Seasonal Flavors: Chestnuts


A beautiful Chinese chestnut tree hangs over our deck. I’ll admit to having a love/hate relationship with this tree, which was planted by friends about thirty years ago.

The tree produces long string-like flowers in the spring that provide a beautiful fragrance during the evening Happy Hour. But once there is a heavy rain, down come all those flowers, creating a big, slimy mess to clean up.

Next, it leafs out, creating wonderful shade, yet with branches high enough above the table to produce a canopy for dining.  That’s usually great, except for last year when the tree was infested with some kind of something that chewed the leaves to lace. These we spent the entire summer sweeping up.

Then in September, the chestnut hulls ripen and brown into spiky, dangerous wonders of nature. They fall in profusion. You can’t pick them up without kitchen tongs. If you step on one, it’s beyond horribly painful. Every year, despite repeated warnings, someone does.

During the first chestnut drop, the hulls split and we can retrieve very nice, ripe chestnuts.  After that, for several weeks, the deck and yard are littered with what I call ‘the duds’.  These hulls have no nuts, yet fall in abundance. We sweep. Then we sweep again. Once we were relaxing at the table and a huge hull fell, kerplunck, straight into my brother’s wine glass.

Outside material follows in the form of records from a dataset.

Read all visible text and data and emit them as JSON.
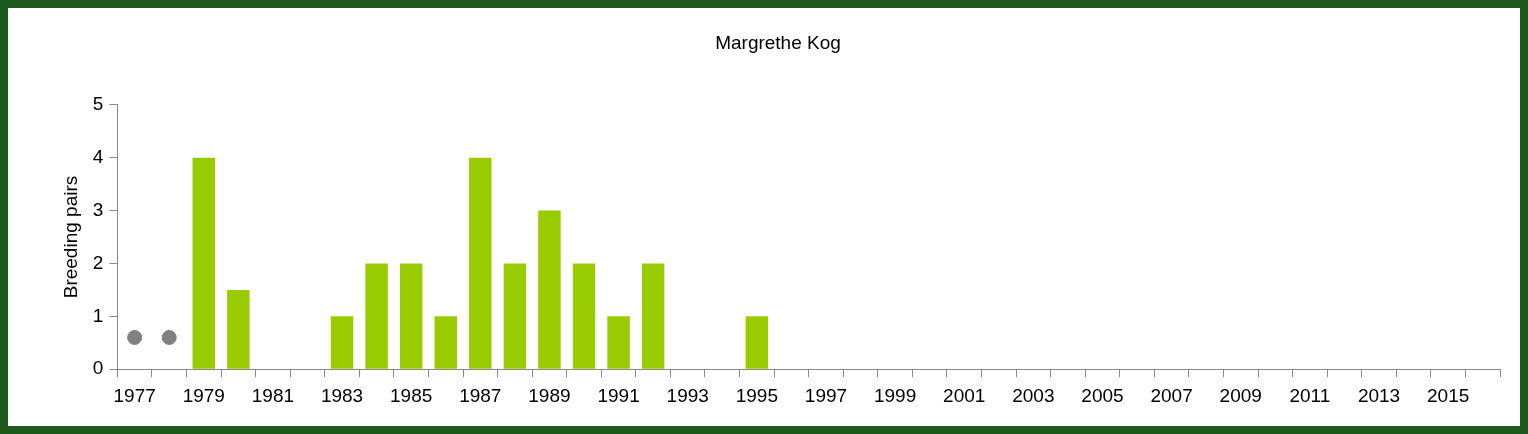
{
  "chart_data": {
    "type": "bar",
    "title": "Margrethe Kog",
    "ylabel": "Breeding pairs",
    "categories": [
      "1977",
      null,
      "1979",
      null,
      "1981",
      null,
      "1983",
      null,
      "1985",
      null,
      "1987",
      null,
      "1989",
      null,
      "1991",
      null,
      "1993",
      null,
      "1995",
      null,
      "1997",
      null,
      "1999",
      null,
      "2001",
      null,
      "2003",
      null,
      "2005",
      null,
      "2007",
      null,
      "2009",
      null,
      "2011",
      null,
      "2013",
      null,
      "2015",
      null
    ],
    "series": [
      {
        "color": "#99cc00",
        "values": [
          0,
          0,
          4,
          1.5,
          0,
          0,
          1,
          2,
          2,
          1,
          4,
          2,
          3,
          2,
          1,
          2,
          0,
          0,
          1,
          0,
          0,
          0,
          0,
          0,
          0,
          0,
          0,
          0,
          0,
          0,
          0,
          0,
          0,
          0,
          0,
          0,
          0,
          0,
          0,
          0
        ]
      },
      {
        "type": "scatter",
        "color": "#808080",
        "values": [
          0.6,
          0.6,
          null,
          null,
          null,
          null,
          null,
          null,
          null,
          null,
          null,
          null,
          null,
          null,
          null,
          null,
          null,
          null,
          null,
          null,
          null,
          null,
          null,
          null,
          null,
          null,
          null,
          null,
          null,
          null,
          null,
          null,
          null,
          null,
          null,
          null,
          null,
          null,
          null,
          null
        ]
      }
    ],
    "marker": "circle",
    "ylim": [
      0,
      5
    ],
    "yticks": [
      0,
      1,
      2,
      3,
      4,
      5
    ],
    "grid": false
  }
}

And then of course, the leaves turn yellow and fall from the tree. We sweep some more.

I usually roast these first chestnuts and we enjoy peeling and eating them. Apparently there are some nice, French desserts that can be made with chestnut ‘mousse,’ but I’ve never found a recipe that I like. I roasted, hulled, saved them in the freezer and added them to the Thanksgiving stuffing one year. I don’t think it was worth the effort; I couldn’t taste them.

Then last year we travelled to Biaritz, France, to visit some friends. There, in September, it was also chestnut season. We spent a morning shelling the roasted nuts while I tried to follow the French conversation (mostly without success).

Our friend prepared sautéed duck breast for the Sunday lunch, and after frying the duck, took the shelled, already roasted chestnuts and sautéed them in the duck fat. Well now, at last, here is the way to eat these tasty morsels!

Last month, in this column, I described the joys of roasting a duck. One of the by-products is the luscious fat released by that roasted duck. Use the leftover duck fat for frying some chestnuts. If you don’t have your own tree, you will likely be able to find chestnuts soon in the local markets and groceries. I highly recommend that you try this:

Chestnuts in Duck Fat

  • 1 lb chestnuts
  • ½ cup duck fat

Score the chestnuts with a knife by cutting an ‘X’ in the shell, to prevent the nuts from exploding during the roasting process.  Place the nuts on a shallow baking sheet and roast for 20 minutes at 400°F.

Remove from the oven, cool and remove the nuts from the shell and de-skin.

Melt the duck fat in a fry pan and heat till a drop of water dropped into the pan sizzles. Add the chestnuts. The duck fat will foam around the chestnuts. Fry for 5-7 minutes till golden browned. Remove to a serving dish, sprinkle with flaked salt and serve warm as a side dish.  Very autumnal!